INDAVER’S plan for a €160m municipal and hazardous waste incinerator in the Cork Harbour area will not add significantly to traffic congestion, a planning hearing into the project has heard.

Cork County Council’s senior executive engineer (traffic) Peter O’Donoghue said that the road network serving the site has sufficient capacity during off-peak hours to be able to deal with the traffic flows generated.

Mr O’Donoghue said the road network serving the site has a capacity to cater for 2,600 vehicles per hour. Off-peak, it has a spare capacity of 800-1,000 vehicles, and Indaver was projecting 160 truck journeys per day – an extra 11 vehicles per hour. Traffic consultant for Indaver, Niall Harte of Arup, had earlier confirmed that Indaver has already committed to a 14-hour opening period for waste acceptance, 6am-8pm, to mitigate trafffic impact.

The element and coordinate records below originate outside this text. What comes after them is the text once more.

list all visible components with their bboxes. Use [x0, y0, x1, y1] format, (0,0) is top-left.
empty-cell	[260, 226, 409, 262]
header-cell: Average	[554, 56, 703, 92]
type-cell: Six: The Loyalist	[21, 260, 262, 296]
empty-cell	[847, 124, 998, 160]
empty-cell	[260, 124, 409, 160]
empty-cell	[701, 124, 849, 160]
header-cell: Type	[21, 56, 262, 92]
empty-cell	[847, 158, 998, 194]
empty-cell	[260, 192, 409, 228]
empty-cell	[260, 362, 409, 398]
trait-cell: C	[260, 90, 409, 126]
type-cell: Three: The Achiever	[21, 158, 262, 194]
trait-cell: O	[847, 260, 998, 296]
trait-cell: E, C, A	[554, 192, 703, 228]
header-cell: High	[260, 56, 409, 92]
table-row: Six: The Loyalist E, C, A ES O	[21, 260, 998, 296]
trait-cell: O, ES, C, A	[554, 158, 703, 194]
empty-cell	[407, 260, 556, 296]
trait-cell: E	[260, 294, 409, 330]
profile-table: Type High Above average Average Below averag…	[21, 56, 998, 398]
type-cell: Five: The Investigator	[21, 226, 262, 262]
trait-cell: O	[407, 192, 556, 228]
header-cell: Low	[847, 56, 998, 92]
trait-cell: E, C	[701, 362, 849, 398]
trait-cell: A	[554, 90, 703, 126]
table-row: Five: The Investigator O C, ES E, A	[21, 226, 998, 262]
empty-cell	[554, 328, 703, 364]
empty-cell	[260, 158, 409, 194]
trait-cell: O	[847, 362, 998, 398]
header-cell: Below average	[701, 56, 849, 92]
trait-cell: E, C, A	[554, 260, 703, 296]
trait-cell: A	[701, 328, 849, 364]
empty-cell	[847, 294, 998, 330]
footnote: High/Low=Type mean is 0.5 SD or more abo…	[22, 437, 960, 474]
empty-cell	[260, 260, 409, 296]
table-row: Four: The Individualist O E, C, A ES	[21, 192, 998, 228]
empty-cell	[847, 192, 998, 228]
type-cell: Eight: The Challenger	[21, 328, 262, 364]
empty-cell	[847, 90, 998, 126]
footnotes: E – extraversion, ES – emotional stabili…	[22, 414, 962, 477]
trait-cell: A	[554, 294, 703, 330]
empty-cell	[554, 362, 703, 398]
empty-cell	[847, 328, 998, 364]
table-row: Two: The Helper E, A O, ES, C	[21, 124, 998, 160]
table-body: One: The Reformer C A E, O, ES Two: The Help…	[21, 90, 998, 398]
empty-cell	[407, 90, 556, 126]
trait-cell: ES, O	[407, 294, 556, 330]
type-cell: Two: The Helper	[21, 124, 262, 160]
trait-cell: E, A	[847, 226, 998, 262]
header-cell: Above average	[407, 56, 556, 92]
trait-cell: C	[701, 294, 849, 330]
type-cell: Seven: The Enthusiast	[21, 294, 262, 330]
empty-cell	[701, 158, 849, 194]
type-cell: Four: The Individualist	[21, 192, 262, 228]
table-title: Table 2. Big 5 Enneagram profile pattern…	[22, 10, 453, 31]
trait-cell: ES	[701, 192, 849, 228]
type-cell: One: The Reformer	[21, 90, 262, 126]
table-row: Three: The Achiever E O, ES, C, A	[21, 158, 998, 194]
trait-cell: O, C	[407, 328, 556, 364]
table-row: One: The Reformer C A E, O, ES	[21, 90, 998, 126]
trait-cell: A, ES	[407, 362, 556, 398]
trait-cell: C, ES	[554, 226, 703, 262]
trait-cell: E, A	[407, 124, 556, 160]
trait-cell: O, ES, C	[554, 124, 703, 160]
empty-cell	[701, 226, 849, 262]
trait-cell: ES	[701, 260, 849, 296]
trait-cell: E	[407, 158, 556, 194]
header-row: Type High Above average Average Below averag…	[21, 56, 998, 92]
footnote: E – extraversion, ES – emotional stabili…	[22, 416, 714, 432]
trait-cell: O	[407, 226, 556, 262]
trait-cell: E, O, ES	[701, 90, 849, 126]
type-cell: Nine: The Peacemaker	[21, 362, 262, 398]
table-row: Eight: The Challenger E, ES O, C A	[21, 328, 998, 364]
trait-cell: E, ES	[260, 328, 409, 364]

Tom Leonard, a hazard-identification expert with consultants for Indaver, played down suggestions that the proposed incinerator was at risk of explosion as happened at Indaver’s incinerator at Stabroek near Antwerp on February 26th.

Derry Chambers of the Cork Environmental Alliance questioned what would happen if a fire occurred outside the bunker area. Indaver planned to have a fire-water retention tank with a 2,200-cubic metre capacity, sufficient to retain water used to fight a two-hour fire, but he asked if this was enough. 

In 1993, a fire at Hicksons chemical plant in Ringaskiddy lasted for six hours and firefighters used 6,819 cubic metres to bring it under control. Hicksons did not have the capacity to store all the water used, so contaminated water was pumped into the harbour.